Musicalmente, 'The Glad Fact' es un artefacto extraño y fascinante, un collage de folk deformado, electrónica lo-fi y estallidos de ruido que parecen sacados de una grabación de campo. Canciones como 'A Newfound' y 'Unmoved, Unmoved' son ejercicios de tensión contenida, donde la guitarra acústica se retuerce sobre sí misma mientras la voz de Longstreth oscila entre un susurro íntimo y un gemido casi desgarrado. El álbum carece de las armonías vocales intrincadas y los arreglos orquestales que luego definirían obras como 'Bitte Orca', pero en su lugar ofrece una vulnerabilidad desarmante y una experimentación sin red. Las colaboraciones son mínimas: apenas aparece un amigo de la universidad tocando el violín en un par de pistas, y la mayoría de los sonidos fueron generados por Longstreth mediante loops alterados y grabaciones de campo de la calle. Lo que hace especial a este disco es precisamente su imperfección, esa sensación de que cada nota podría desmoronarse en cualquier momento, pero nunca lo hace, manteniendo un equilibrio precario entre la belleza y el caos. Es un trabajo que exige paciencia, pero recompensa a quien se sumerge con la revelación de un artista forjándose a sí mismo en tiempo real, sin filtros ni concesiones.

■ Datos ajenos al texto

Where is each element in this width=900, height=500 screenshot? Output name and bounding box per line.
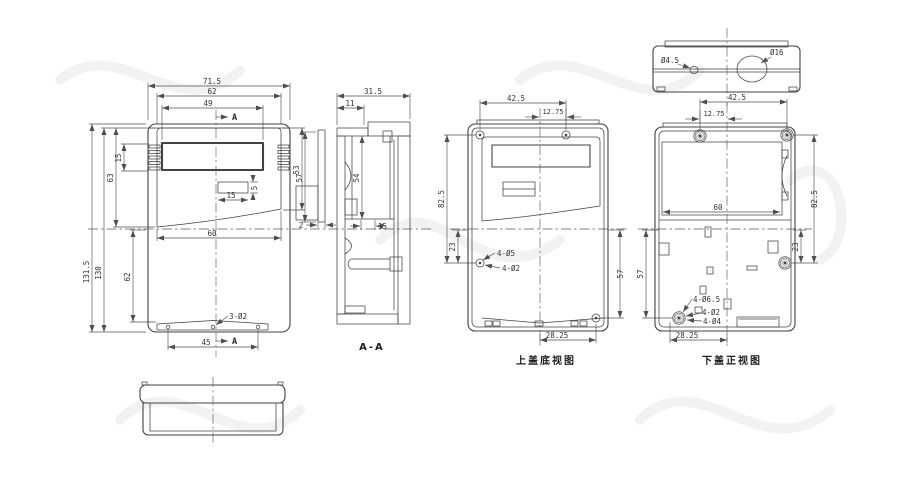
dim-window-width: 49 bbox=[203, 99, 212, 108]
aa-extension-lines bbox=[337, 93, 410, 230]
dim-button-height: 5 bbox=[250, 186, 259, 191]
dim-lid-width: 62 bbox=[207, 87, 216, 96]
top-view: Ø4.5 Ø16 bbox=[653, 28, 800, 106]
aa-depth-dim: 31.5 bbox=[364, 87, 382, 96]
bc-pilot-holes-label: 4-Ø2 bbox=[702, 308, 720, 317]
panel-height-dim: 57 bbox=[295, 173, 304, 182]
dim-vent-height: 15 bbox=[114, 153, 123, 162]
dim-hole-span: 45 bbox=[201, 338, 210, 347]
dim-mid-width: 60 bbox=[207, 229, 217, 238]
bc-compartment-width: 60 bbox=[713, 203, 723, 212]
drawing-svg: 71.5 62 49 131.5 130 63 15 62 53 60 45 1… bbox=[0, 0, 900, 500]
screw-boss bbox=[694, 130, 706, 142]
front-extension-lines bbox=[89, 83, 305, 350]
bc-lower-screw-x: 28.25 bbox=[676, 331, 699, 340]
aa-view-label: A-A bbox=[359, 342, 385, 353]
section-marker-bottom: A bbox=[216, 337, 237, 347]
panel-boss bbox=[296, 186, 318, 220]
bc-screw-offset: 12.75 bbox=[703, 110, 724, 118]
screw-hole bbox=[592, 314, 600, 322]
dim-lid-height-left: 63 bbox=[106, 173, 115, 182]
bottom-opening bbox=[737, 317, 779, 327]
section-marker-top-label: A bbox=[232, 113, 237, 123]
technical-drawing-canvas: 71.5 62 49 131.5 130 63 15 62 53 60 45 1… bbox=[0, 0, 900, 500]
screw-boss bbox=[779, 257, 791, 269]
vent-slots-right bbox=[278, 145, 289, 170]
front-body bbox=[148, 124, 290, 332]
bc-boss-holes-label: 4-Ø6.5 bbox=[693, 295, 720, 304]
aa-step-dim: 15 bbox=[378, 222, 387, 231]
large-hole-label: Ø16 bbox=[770, 48, 784, 57]
section-aa-view: 31.5 11 54 15 A-A bbox=[337, 87, 410, 353]
screw-hole bbox=[562, 131, 570, 139]
front-view: 71.5 62 49 131.5 130 63 15 62 53 60 45 1… bbox=[82, 77, 432, 357]
tc-lower-screw-y: 57 bbox=[616, 269, 625, 278]
screw-hole bbox=[476, 131, 484, 139]
tc-extension-lines bbox=[444, 100, 624, 343]
bc-screw-span-x: 42.5 bbox=[728, 93, 746, 102]
front-panel-section: 57 2 bbox=[295, 130, 336, 230]
screw-boss bbox=[781, 129, 793, 141]
tc-screw-span-y: 82.5 bbox=[437, 190, 446, 208]
tc-display-window bbox=[492, 145, 590, 167]
small-hole-label: Ø4.5 bbox=[661, 56, 679, 65]
panel-thickness-dim: 2 bbox=[299, 221, 304, 230]
tc-lower-screw-x: 28.25 bbox=[546, 331, 569, 340]
bc-lower-screw-y: 57 bbox=[636, 269, 645, 278]
bc-hole-callouts: 4-Ø6.5 4-Ø2 4-Ø4 bbox=[683, 295, 722, 326]
tc-screw-holes-label: 4-Ø5 bbox=[497, 249, 515, 258]
boss-section bbox=[345, 238, 352, 254]
dim-total-height: 131.5 bbox=[82, 261, 91, 284]
bc-view-label: 下盖正视图 bbox=[702, 354, 762, 367]
tc-mid-screw-offset: 23 bbox=[448, 242, 457, 251]
front-dimensions: 71.5 62 49 131.5 130 63 15 62 53 60 45 1… bbox=[82, 77, 302, 347]
bc-screw-holes-label: 4-Ø4 bbox=[703, 317, 722, 326]
dim-lower-height: 62 bbox=[123, 272, 132, 281]
tc-pilot-holes-label: 4-Ø2 bbox=[502, 264, 520, 273]
screw-hole bbox=[476, 259, 484, 267]
dim-button-width: 15 bbox=[226, 191, 235, 200]
screw-boss bbox=[673, 312, 685, 324]
tc-body bbox=[468, 120, 608, 331]
bottom-cover-front-view: 42.5 12.75 82.5 23 57 28.25 bbox=[636, 93, 819, 367]
dim-body-height: 130 bbox=[94, 266, 103, 280]
tc-screw-offset: 12.75 bbox=[542, 108, 563, 116]
bottom-holes-label: 3-Ø2 bbox=[229, 312, 247, 321]
section-marker-top: A bbox=[216, 113, 237, 123]
aa-lid-depth-dim: 11 bbox=[345, 99, 354, 108]
bottom-holes-callout: 3-Ø2 bbox=[216, 312, 247, 325]
top-cover-bottom-view: 42.5 12.75 82.5 23 57 28.25 bbox=[437, 94, 627, 367]
bc-body bbox=[655, 123, 795, 331]
vent-slots-left bbox=[149, 145, 160, 170]
lcd-bump bbox=[345, 162, 351, 190]
section-marker-bottom-label: A bbox=[232, 337, 237, 347]
tc-screw-span-x: 42.5 bbox=[507, 94, 525, 103]
bc-screw-span-y: 82.5 bbox=[810, 190, 819, 208]
clip-arc bbox=[782, 156, 787, 196]
tc-view-label: 上盖底视图 bbox=[516, 354, 576, 367]
dim-lid-height-right: 53 bbox=[292, 165, 301, 174]
aa-cavity-height-dim: 54 bbox=[352, 173, 361, 183]
dim-total-width: 71.5 bbox=[203, 77, 221, 86]
display-window bbox=[162, 143, 263, 170]
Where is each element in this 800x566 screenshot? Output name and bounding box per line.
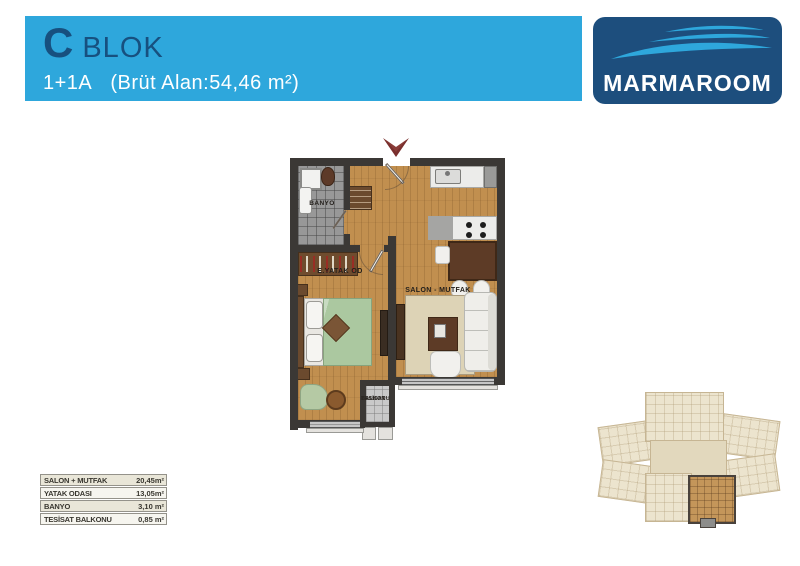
window-bedroom-ledge [306, 428, 364, 433]
key-plan-bottom-left-block [645, 473, 692, 522]
header-bar: C BLOK 1+1A (Brüt Alan:54,46 m²) [25, 16, 582, 101]
logo-text: MARMAROOM [593, 70, 782, 97]
window-bedroom [310, 421, 360, 428]
key-plan-highlight-balcony [700, 518, 716, 528]
marmaroom-logo: MARMAROOM [593, 17, 782, 104]
tv-unit-bedroom [380, 310, 388, 356]
gross-area: (Brüt Alan:54,46 m²) [110, 72, 299, 94]
block-word: BLOK [82, 34, 163, 63]
wall-bathroom-bottom-b [384, 245, 396, 252]
row-label: SALON + MUTFAK [41, 476, 128, 485]
balcony-floor [366, 386, 389, 422]
wall-top-left [290, 158, 383, 166]
bedroom-armchair [300, 384, 328, 410]
bathroom-label: BANYO [302, 200, 342, 208]
wall-left [290, 158, 298, 430]
row-label: TESİSAT BALKONU [41, 515, 128, 524]
block-title: C BLOK [43, 22, 164, 64]
floor-plan: BANYO SALON - MUTFAK E.YATAK OD TESİSAT … [288, 138, 510, 448]
row-label: BANYO [41, 502, 128, 511]
table-row: YATAK ODASI 13,05m² [40, 487, 167, 499]
entry-shelf [348, 186, 372, 210]
row-label: YATAK ODASI [41, 489, 128, 498]
wall-bathroom-right-a [344, 166, 350, 210]
unit-code: 1+1A [43, 72, 92, 94]
balcony-label-line2: BALKONU [361, 396, 390, 403]
bed-pillow-1 [306, 301, 323, 329]
table-row: BANYO 3,10 m² [40, 500, 167, 512]
row-value: 13,05m² [128, 489, 166, 498]
wall-bathroom-right-b [344, 234, 350, 245]
table-row: TESİSAT BALKONU 0,85 m² [40, 513, 167, 525]
dining-table [448, 241, 497, 281]
nightstand-bottom [296, 368, 310, 380]
balcony-vent-1 [362, 427, 376, 440]
living-kitchen-label: SALON - MUTFAK [395, 287, 481, 295]
row-value: 3,10 m² [128, 502, 166, 511]
coffee-table-items [434, 324, 446, 338]
kitchen-faucet [445, 171, 450, 176]
wall-bedroom-salon [388, 236, 396, 380]
wall-bathroom-bottom-a [290, 245, 360, 252]
bedroom-label: E.YATAK OD [308, 268, 372, 276]
living-armchair [430, 351, 461, 378]
bedroom-round-table [326, 390, 346, 410]
wall-right [497, 158, 505, 385]
toilet [321, 167, 335, 186]
key-plan [598, 385, 778, 528]
key-plan-highlighted-unit [688, 475, 736, 524]
bed-pillow-2 [306, 334, 323, 362]
window-salon-ledge [398, 385, 498, 390]
balcony-wall-right [389, 380, 395, 426]
stove-burners [466, 222, 472, 228]
wall-top-right [410, 158, 505, 166]
block-letter: C [43, 22, 73, 64]
counter-gray-section [428, 216, 453, 240]
dining-chair-left [435, 246, 450, 264]
tv-unit-living [396, 304, 405, 360]
table-row: SALON + MUTFAK 20,45m² [40, 474, 167, 486]
window-salon [402, 378, 494, 385]
sofa-back [488, 294, 496, 370]
area-table: SALON + MUTFAK 20,45m² YATAK ODASI 13,05… [40, 474, 167, 526]
entry-arrow-icon [382, 138, 410, 158]
unit-subtitle: 1+1A (Brüt Alan:54,46 m²) [43, 72, 299, 95]
kitchen-corner-cabinet [484, 166, 497, 188]
row-value: 0,85 m² [128, 515, 166, 524]
balcony-vent-2 [378, 427, 393, 440]
row-value: 20,45m² [128, 476, 166, 485]
logo-swoosh-icon [601, 21, 774, 69]
key-plan-top-block [645, 392, 724, 442]
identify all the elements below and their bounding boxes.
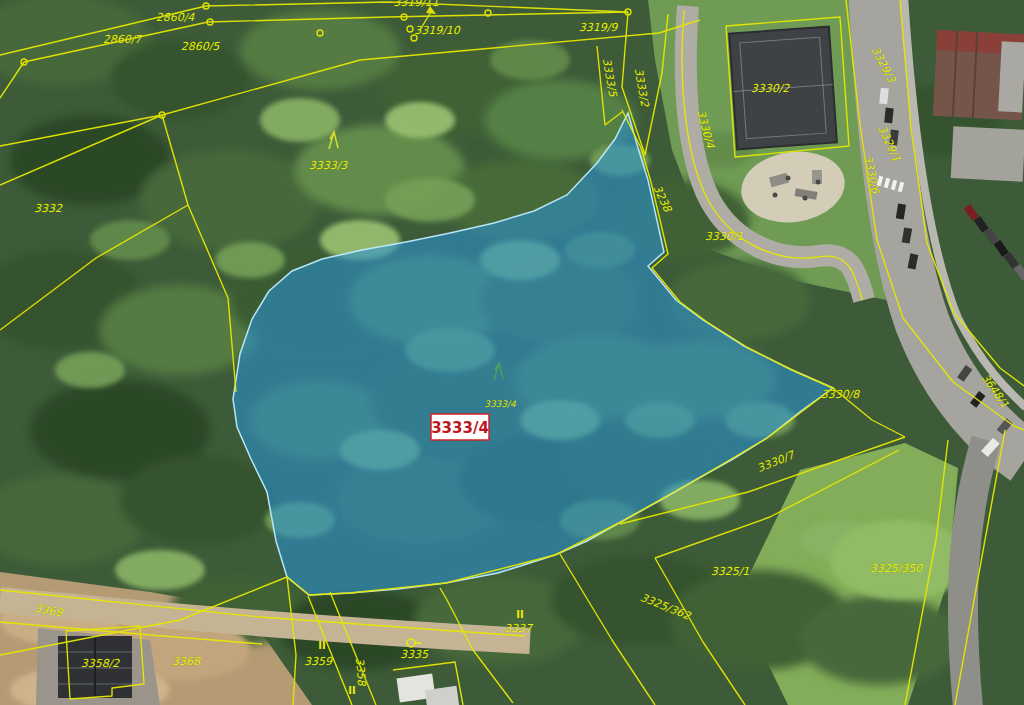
parcel-label: 3368 bbox=[172, 655, 201, 668]
highlight-parcel-label: 3333/4 bbox=[431, 414, 489, 440]
parcel-label: 3319/10 bbox=[414, 24, 461, 37]
parcel-label: 3330/8 bbox=[821, 388, 861, 401]
land-use-ii-symbol: II bbox=[348, 685, 355, 696]
parcel-label: 2860/7 bbox=[103, 33, 144, 46]
parcel-label: 3332 bbox=[34, 202, 63, 215]
building-large bbox=[933, 30, 1024, 121]
parcel-label: 2860/4 bbox=[156, 11, 196, 24]
parcel-label: 3319/11 bbox=[393, 0, 439, 9]
map-viewport[interactable]: IIIIII 2860/42860/72860/53319/113319/103… bbox=[0, 0, 1024, 705]
land-use-ii-symbol: II bbox=[318, 640, 325, 651]
parcel-label: 3335 bbox=[400, 648, 429, 661]
parcel-label: 3333/4 bbox=[484, 399, 516, 409]
land-use-ii-symbol: II bbox=[516, 609, 523, 620]
map-canvas[interactable]: IIIIII 2860/42860/72860/53319/113319/103… bbox=[0, 0, 1024, 705]
parcel-label: 3325/1 bbox=[711, 565, 750, 578]
parcel-label: 3337 bbox=[504, 622, 534, 635]
highlight-parcel-number: 3333/4 bbox=[431, 419, 489, 437]
parcel-label: 3325/350 bbox=[870, 562, 924, 575]
parcel-label: 3358 bbox=[353, 657, 368, 687]
parcel-label: 3319/9 bbox=[579, 21, 619, 34]
parcel-label: 3330/2 bbox=[751, 82, 791, 95]
parcel-label: 3358/2 bbox=[81, 657, 121, 670]
building-small bbox=[951, 126, 1024, 182]
parcel-label: 3359 bbox=[304, 655, 333, 668]
parcel-label: 3330/1 bbox=[705, 230, 744, 243]
parcel-label: 3333/3 bbox=[309, 159, 349, 172]
parcel-label: 2860/5 bbox=[181, 40, 221, 53]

El impacto cultural de 'The Glad Fact' fue mínimo en su momento, apenas una nota al pie en los fanzines de la escena underground de Nueva York, pero con el tiempo se ha convertido en una pieza de culto para los seguidores más acérrimos de Dirty Projectors. Este álbum importa porque documenta el nacimiento de una voz que luego redefiniría el indie rock con su fusión de lo académico y lo visceral, y porque demuestra que incluso las obras más toscas pueden contener las semillas de algo grandioso. Su legado no está en las listas de ventas ni en los premios, sino en cómo influyó en una generación de músicos que vieron en Longstreth la posibilidad de crear arte sin depender de estudios profesionales ni grandes presupuestos. Además, 'The Glad Fact' es un testimonio del espíritu del DIY neoyorquino de principios de siglo, una época en que la ciudad aún respiraba esa efervescencia post-punk y la tecnología digital comenzaba a democratizar la grabación. Para el oyente contemporáneo, este disco es una cápsula del tiempo que revela la fragilidad y la audacia de un joven que, sin saberlo, estaba sentando las bases para obras maestras que llegarían una década después. Es, en definitiva, un recordatorio de que toda gran historia tiene un comienzo modesto, y que a veces lo más valioso está en los márgenes.